The Windows & Doorways Collection does not only consist of functional bags that make your life a little easier and your business or leisure appearance glow. The collection also brings a big bunch of culture with it and stories that want to be carried out into the world. They are hidden in the production process of the bags.
Let’s start with the first thing you see, the shapes and lines of the design: They represent the architecture, the windows and doorways of Marrakech, decorating a vibrant city full of people going about their daily lives. They are symbols for looking into an exotic land and culture to find that their dreams and struggles are mirrors of our own.
Let’s continue with the things you don’t see at first sight. You see leather and you see a beautiful lining when opening the bag of a material you don’t recognise at first. Right, so what’s behind the materials and how are they brought together?
First Production Process Step: Leather Preparation
Both of the main materials – the leather and the material of the lining – are locally sourced. The leather used is goat leather, sourced entirely and directly from the community. In the Moroccan culture, goats are often involved in religious holiday celebrations. After these celebrations, when the remains of the animal are dis-guarded, the hides are collected by locals, and then sold to local tanneries. It is very likely that the Windows & Doorways handbags are made from goats that feed a family, which means that the whole animal was used.
The production process and preparation of the goat leather starts with laying out pattern pieces on the leather. This is to maximise the material and to avoid any holes or blemishes caused during the tanning process. Then, each leather piece is cut out by hand with a combination of hand tools such as scissors and razors. Those leather pieces that are to have seams and require bevelling are either taken to a hand-guided skiving machine or bevelled by hand with a sharp edge. At the same time, those leather edges that are to be left raw, which means they are not folded over, are “burnished and stained”. This involves singeing or sanding the edges smooth, and then painting them by hand with an edge dye.

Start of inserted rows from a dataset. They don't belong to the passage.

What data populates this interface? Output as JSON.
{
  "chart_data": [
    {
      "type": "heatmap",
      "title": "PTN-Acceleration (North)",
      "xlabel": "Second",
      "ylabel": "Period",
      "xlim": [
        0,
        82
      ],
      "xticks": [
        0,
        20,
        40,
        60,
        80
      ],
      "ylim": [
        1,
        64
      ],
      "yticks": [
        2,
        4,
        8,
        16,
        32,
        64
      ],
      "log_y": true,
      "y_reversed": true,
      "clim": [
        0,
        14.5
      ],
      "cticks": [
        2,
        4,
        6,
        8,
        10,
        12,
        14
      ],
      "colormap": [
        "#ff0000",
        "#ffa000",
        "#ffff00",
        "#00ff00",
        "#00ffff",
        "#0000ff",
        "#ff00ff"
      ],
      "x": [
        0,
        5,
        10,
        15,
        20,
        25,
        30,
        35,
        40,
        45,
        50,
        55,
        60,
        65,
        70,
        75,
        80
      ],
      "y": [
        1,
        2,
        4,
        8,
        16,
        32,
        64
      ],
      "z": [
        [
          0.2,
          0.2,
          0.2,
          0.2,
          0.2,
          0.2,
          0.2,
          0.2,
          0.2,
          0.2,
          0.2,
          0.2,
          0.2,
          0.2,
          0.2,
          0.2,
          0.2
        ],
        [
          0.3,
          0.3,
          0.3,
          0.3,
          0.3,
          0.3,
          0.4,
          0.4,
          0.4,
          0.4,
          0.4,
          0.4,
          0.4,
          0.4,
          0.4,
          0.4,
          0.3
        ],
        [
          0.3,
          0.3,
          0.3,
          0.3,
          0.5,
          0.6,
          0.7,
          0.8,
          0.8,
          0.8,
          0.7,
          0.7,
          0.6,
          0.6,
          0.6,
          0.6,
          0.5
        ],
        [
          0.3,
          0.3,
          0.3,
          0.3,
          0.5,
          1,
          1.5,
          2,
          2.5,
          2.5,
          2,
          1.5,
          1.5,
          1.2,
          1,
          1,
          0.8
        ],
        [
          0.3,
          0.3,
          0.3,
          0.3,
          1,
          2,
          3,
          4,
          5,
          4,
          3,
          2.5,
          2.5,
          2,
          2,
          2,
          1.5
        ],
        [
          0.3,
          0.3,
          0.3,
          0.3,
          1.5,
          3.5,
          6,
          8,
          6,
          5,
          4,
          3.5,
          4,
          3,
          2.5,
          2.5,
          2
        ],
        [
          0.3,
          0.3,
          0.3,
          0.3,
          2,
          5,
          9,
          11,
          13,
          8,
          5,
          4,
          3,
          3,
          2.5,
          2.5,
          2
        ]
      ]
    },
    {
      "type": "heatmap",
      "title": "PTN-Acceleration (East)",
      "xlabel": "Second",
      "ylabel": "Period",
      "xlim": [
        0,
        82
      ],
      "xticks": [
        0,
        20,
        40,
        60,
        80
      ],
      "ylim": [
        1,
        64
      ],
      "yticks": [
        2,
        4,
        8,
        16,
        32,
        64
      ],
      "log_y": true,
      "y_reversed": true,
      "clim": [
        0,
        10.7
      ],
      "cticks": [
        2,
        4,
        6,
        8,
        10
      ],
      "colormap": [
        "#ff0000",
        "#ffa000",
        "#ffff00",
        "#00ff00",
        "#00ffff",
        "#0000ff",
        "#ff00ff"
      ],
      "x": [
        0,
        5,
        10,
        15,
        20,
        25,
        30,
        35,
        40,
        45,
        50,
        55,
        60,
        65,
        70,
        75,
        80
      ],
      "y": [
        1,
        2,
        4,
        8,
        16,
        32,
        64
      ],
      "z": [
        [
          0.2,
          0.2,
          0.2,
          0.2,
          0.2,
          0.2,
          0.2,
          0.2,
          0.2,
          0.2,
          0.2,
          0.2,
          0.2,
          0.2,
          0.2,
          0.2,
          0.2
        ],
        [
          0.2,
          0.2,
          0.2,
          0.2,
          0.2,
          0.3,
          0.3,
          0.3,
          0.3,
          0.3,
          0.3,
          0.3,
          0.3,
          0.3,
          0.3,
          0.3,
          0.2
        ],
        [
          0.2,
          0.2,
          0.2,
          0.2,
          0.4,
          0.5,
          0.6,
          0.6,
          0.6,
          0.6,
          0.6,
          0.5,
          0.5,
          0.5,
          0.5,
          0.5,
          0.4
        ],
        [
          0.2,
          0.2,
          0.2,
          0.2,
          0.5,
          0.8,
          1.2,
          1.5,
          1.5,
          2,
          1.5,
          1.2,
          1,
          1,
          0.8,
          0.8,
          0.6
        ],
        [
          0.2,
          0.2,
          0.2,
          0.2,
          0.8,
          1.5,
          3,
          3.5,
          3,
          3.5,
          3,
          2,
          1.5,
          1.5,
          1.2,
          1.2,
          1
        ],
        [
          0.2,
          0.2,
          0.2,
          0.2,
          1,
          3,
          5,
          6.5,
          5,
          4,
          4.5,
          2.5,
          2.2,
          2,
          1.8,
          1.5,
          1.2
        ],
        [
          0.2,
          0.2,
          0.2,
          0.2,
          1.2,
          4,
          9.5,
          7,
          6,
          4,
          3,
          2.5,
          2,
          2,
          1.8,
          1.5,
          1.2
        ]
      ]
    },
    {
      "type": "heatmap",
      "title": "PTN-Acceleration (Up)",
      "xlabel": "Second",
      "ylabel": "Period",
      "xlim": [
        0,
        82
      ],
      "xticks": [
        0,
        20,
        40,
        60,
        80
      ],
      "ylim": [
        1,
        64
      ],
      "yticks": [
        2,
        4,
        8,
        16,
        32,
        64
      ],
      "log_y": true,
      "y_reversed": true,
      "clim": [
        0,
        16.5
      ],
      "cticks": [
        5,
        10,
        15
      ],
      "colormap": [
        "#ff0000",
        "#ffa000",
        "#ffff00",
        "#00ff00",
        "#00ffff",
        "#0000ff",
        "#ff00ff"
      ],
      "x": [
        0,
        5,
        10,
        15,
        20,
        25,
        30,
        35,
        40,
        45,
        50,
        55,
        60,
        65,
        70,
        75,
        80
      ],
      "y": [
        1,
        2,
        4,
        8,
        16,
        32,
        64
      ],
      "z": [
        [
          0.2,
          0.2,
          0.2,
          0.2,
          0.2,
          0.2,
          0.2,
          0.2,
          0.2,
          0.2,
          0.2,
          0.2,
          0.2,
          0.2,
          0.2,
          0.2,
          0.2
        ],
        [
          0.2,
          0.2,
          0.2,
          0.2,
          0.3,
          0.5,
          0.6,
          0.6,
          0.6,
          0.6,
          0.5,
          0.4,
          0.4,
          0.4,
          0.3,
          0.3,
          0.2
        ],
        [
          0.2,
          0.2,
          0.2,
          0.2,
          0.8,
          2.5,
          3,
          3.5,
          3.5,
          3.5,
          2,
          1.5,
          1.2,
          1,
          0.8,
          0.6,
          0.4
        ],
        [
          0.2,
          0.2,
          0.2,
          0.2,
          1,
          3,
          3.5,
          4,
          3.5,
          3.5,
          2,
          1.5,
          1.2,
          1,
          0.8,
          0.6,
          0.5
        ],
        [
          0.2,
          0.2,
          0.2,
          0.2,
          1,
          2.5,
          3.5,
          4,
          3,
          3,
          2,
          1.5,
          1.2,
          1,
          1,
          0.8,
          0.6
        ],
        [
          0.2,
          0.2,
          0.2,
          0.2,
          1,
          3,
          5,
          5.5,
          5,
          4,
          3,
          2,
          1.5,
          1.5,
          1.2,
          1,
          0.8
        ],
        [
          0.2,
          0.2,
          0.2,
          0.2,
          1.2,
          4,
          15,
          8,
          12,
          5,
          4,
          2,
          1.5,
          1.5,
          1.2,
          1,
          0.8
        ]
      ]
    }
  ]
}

Second Production Process Step: Lining Preparation
So what’s this shiny, almost metallic looking material used for the lining of the bags? It’s so-called Sabra Silk, a luxurious fabric from Morocco. In fact, this is one of the few types of vegan silk. It is gained from agave cacti grown in the Sahara Desert and then hand-loomed, which requires much diligence and time. It is tradition in the communities to keep the fabric as natural as possible. Thus, the dyeing process of cactus silk would only ever be done using natural vegetable dyes. Due to the fact that cacti can be easily replaced because they are very quick to grow and sabra silk has no carbon footprint as it is hand-loomed, one can easily conclude that this material is 100% eco-friendly.
To avoid any waste of material pattern pieces are laid out on the material again before the pieces are cut by hand. This is also to align with he eave direction of the fabric. A sign of quality is how the thread ends are dealt with. Each seam end has the tails tied in a knot and the remains singed away. This is to prevent the seam from failing in the future.
Third Production Process Step: Construction – Windows & Doorways coming to life
While working on hand-guided sewing machines, the various elements of the bag lining are created first. These include pockets and tabs. Zippers and other hardware is added in the process. Before all pieces are brought together, bag features like appliqués and handles are created. Seam edges are first glued together by hand to ensure each piece is in its correct position. Each glued piece edge is tamped to seal the seam. Finally, each seam is sewn on hand-guided sewing machines.
Lastly, the parts are mated, seams are glued and tamped, and the major seams are stitched. Hardware and main zippers are added at this point. At last, the last details are attended to, like edge painting, seam tamping, turns, etc… The leather tassels add the finishing touch. The result is called Rabbia.